Les premiers habitants (Kombes, Benjas, Bujebas) ont été refoulés vers l’ouest par les Fangs, que leurs migrations ont amenés ici au cours du xixe s. La population est estimée à 220 000 habitants (8,5 hab. au km2), dont 10 000 résident au chef-lieu, Bata. Elle pratique surtout une agriculture vivrière fondée sur la technique du brûlis et dont les bases sont le manioc et la banane-plantain. Sur la côte existe une petite pêche artisanale. L’agriculture commerciale porte sur le cacao, le café, la banane, l’arachide, surtout dans les régions occidentales ; on produit encore un peu d’huile de palme et de palmistes. Mais le Río Muni est situé dans l’aire de l’okoumé (Aucoumea klaineana), essence de déroulage, et le bois, vendu surtout à l’Espagne et à l’Allemagne fédérale, fournit l’essentiel des exportations (400 000 t de grumes).

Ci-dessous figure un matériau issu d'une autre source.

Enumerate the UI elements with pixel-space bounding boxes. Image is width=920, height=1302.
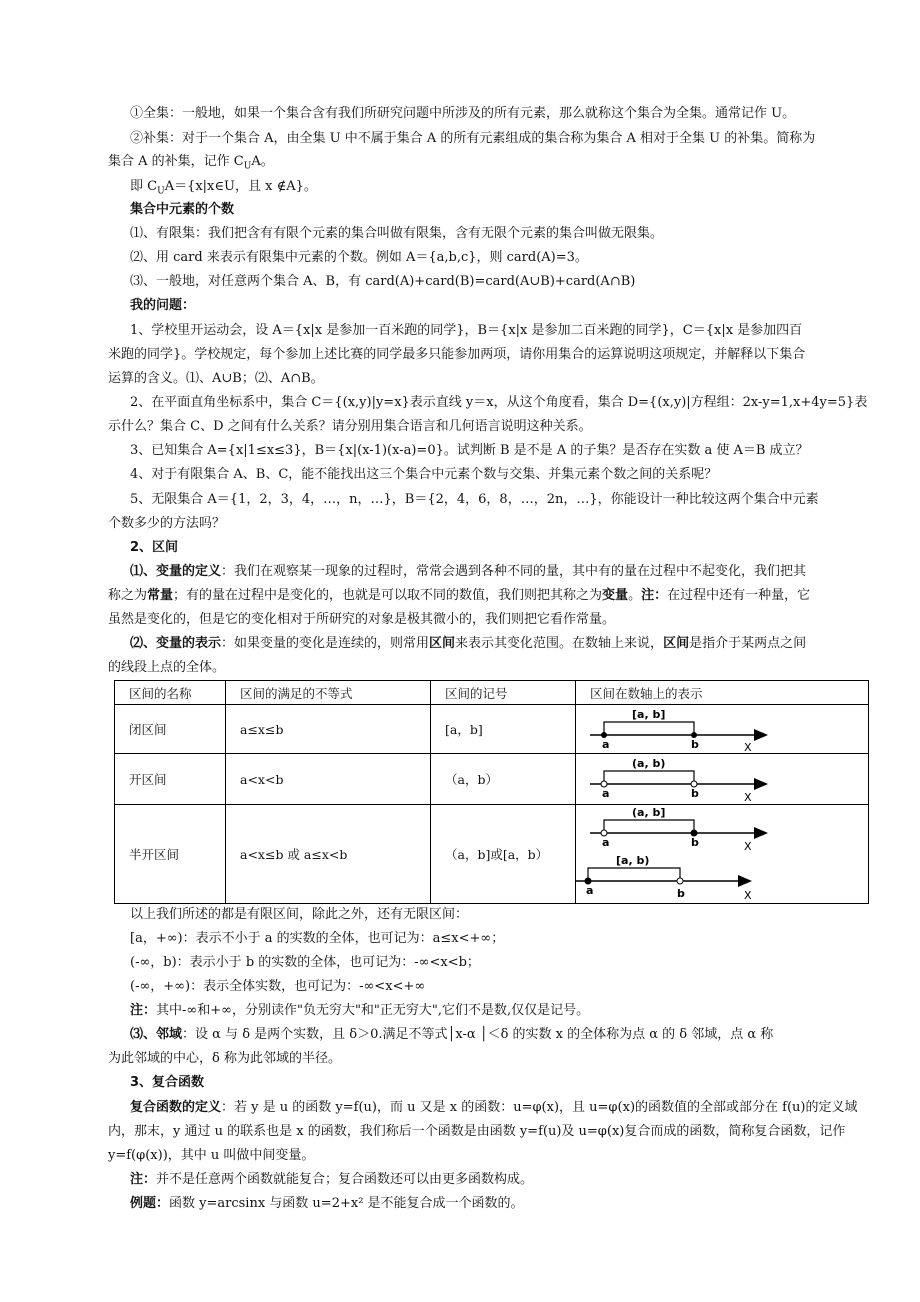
table-row — [115, 754, 869, 805]
infinite-1: [a，+∞)：表示不小于 a 的实数的全体，也可记为：a≤x<+∞； — [130, 931, 505, 946]
axis-x-label: X — [744, 840, 752, 853]
question-1b: 米跑的同学}。学校规定，每个参加上述比赛的同学最多只能参加两项，请你用集合的运算说明这项规定，并解释以下集合 — [108, 347, 806, 362]
question-2b: 示什么？集合 C、D 之间有什么关系？请分别用集合语言和几何语言说明这种关系。 — [108, 419, 592, 434]
composite-def-line-2: 内，那末，y 通过 u 的联系也是 x 的函数，我们称后一个函数是由函数 y=f(u)及 u=φ(x)复合而成的函数，简称复合函数，记作 — [108, 1124, 846, 1139]
diagram-label: (a, b) — [632, 757, 666, 770]
point-a-label: a — [602, 738, 610, 751]
interval-bracket — [604, 820, 694, 833]
infinity-note: 注：其中-∞和+∞，分别读作"负无穷大"和"正无穷大",它们不是数,仅仅是记号。 — [130, 1003, 590, 1018]
interval-bracket — [588, 868, 680, 881]
card-p2: ⑵、用 card 来表示有限集中元素的个数。例如 A＝{a,b,c}，则 card(A)=3。 — [130, 250, 588, 265]
axis-x-label: X — [744, 889, 752, 902]
open-interval-diagram — [576, 754, 869, 805]
point-a-label: a — [586, 884, 594, 897]
row-inequality: a<x≤b 或 a≤x<b — [226, 805, 431, 904]
composite-note: 注：并不是任意两个函数就能复合；复合函数还可以由更多函数构成。 — [130, 1172, 534, 1187]
axis-arrow-icon — [738, 875, 752, 887]
questions-heading: 我的问题： — [130, 298, 196, 313]
interval-table — [114, 680, 869, 904]
row-notation: （a，b） — [431, 754, 576, 805]
infinite-2: (-∞，b)：表示小于 b 的实数的全体，也可记为：-∞<x<b； — [130, 955, 480, 970]
interval-bracket — [604, 771, 694, 784]
axis-arrow-icon — [754, 827, 768, 839]
question-5b: 个数多少的方法吗？ — [108, 516, 226, 531]
question-4: 4、对于有限集合 A、B、C，能不能找出这三个集合中元素个数与交集、并集元素个数之间的关系呢？ — [130, 467, 718, 482]
card-heading: 集合中元素的个数 — [130, 202, 235, 217]
card-p1: ⑴、有限集：我们把含有有限个元素的集合叫做有限集，含有无限个元素的集合叫做无限集。 — [130, 226, 664, 241]
table-header-row — [115, 681, 869, 705]
composite-def-line-3: y=f(φ(x))，其中 u 叫做中间变量。 — [108, 1148, 315, 1163]
axis-x-label: X — [744, 791, 752, 804]
table-header: 区间的名称 — [115, 681, 226, 705]
composite-def-line: 复合函数的定义：若 y 是 u 的函数 y=f(u)，而 u 又是 x 的函数：u=φ(x)，且 u=φ(x)的函数值的全部或部分在 f(u)的定义域 — [130, 1100, 858, 1115]
neighborhood-line-2: 为此邻域的中心，δ 称为此邻域的半径。 — [108, 1051, 341, 1066]
row-inequality: a≤x≤b — [226, 705, 431, 754]
composite-example: 例题：函数 y=arcsinx 与函数 u=2+x² 是不能复合成一个函数的。 — [130, 1196, 524, 1211]
axis-arrow-icon — [754, 729, 768, 741]
row-name: 半开区间 — [115, 805, 226, 904]
infinite-intro: 以上我们所述的都是有限区间，除此之外，还有无限区间： — [130, 907, 469, 922]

La Guinée équatoriale a besoin de diversifier ses relations extérieures et d’asseoir son économie sur des bases plus larges. Elle doit développer une infrastructure encore insuffisante. On compte seulement 1 015 km de routes dans le Río Muni. Bata est une rade foraine dont le trafic de 120 000 t pourrait croître avec la réalisation du projet de port en eau profonde. On prévoit aussi l’aménagement de l’aéroport de Santa Isabel, afin de le rendre accessible aux quadriréacteurs, et l’installation d’une centrale électrique (production actuelle d’électricité 10 GWh).

P. V.


L’histoire


Une hispanité hésitante : Fernando Poo

L’Espagne a pris pied en Afrique noire par le biais d’un règlement territorial en Amérique du Sud : contre une rectification de frontière en faveur du Brésil, le Portugal céda à l’Espagne les îles d’Annobón (découverte le 1er janvier 1471 par Pedro de Escobar) et de Fernando Poo (découverte en 1472 par Fernão do Pó, peuplée de Boubis venus du Cameroun), avec le droit de commercer sur les côtes voisines (traités de San Ildefonso et du Prado, 1777-78). Et c’est une expédition partie de Montevideo qui prit possession des îles en 1778 — pour y faire retour cinq ans plus tard, après avoir subi maintes mésaventures et abandonné ces îles.

Fréquentée par des négriers venus directement des Antilles espagnoles, Fernando Poo attira l’attention de la marine anglaise, qui en fit une base de sa croisière contre la traite : le capitaine Owen fonda en 1827, sous le nom de Port Clarence, la future capitale, Santa Isabel. L’offre d’achat de l’île par l’Angleterre en 1839 suscita un sursaut nationaliste aux Cortes et dans l’opinion, qui aboutit à sa réoccupation par Juan José de Lerena (1843) ; mais celui-ci ne trouva d’autre gouverneur à nommer qu’un Anglais, John Beecroft. En 1858 seulement, Fernando Poo prit l’allure d’une colonie espagnole avec l’arrivée de Carlos Chacón, qu’accompagnaient des missionnaires jésuites venus remplacer une mission baptiste. L’île servit de lieu de déportation pour condamnés politiques ; on y installa aussi des esclaves émancipés venus de Cuba, sans grand succès. La mise en valeur ne commença vraiment qu’après 1898, quand l’Espagne eut perdu ses dernières colonies tropicales pendant la guerre hispano-américaine.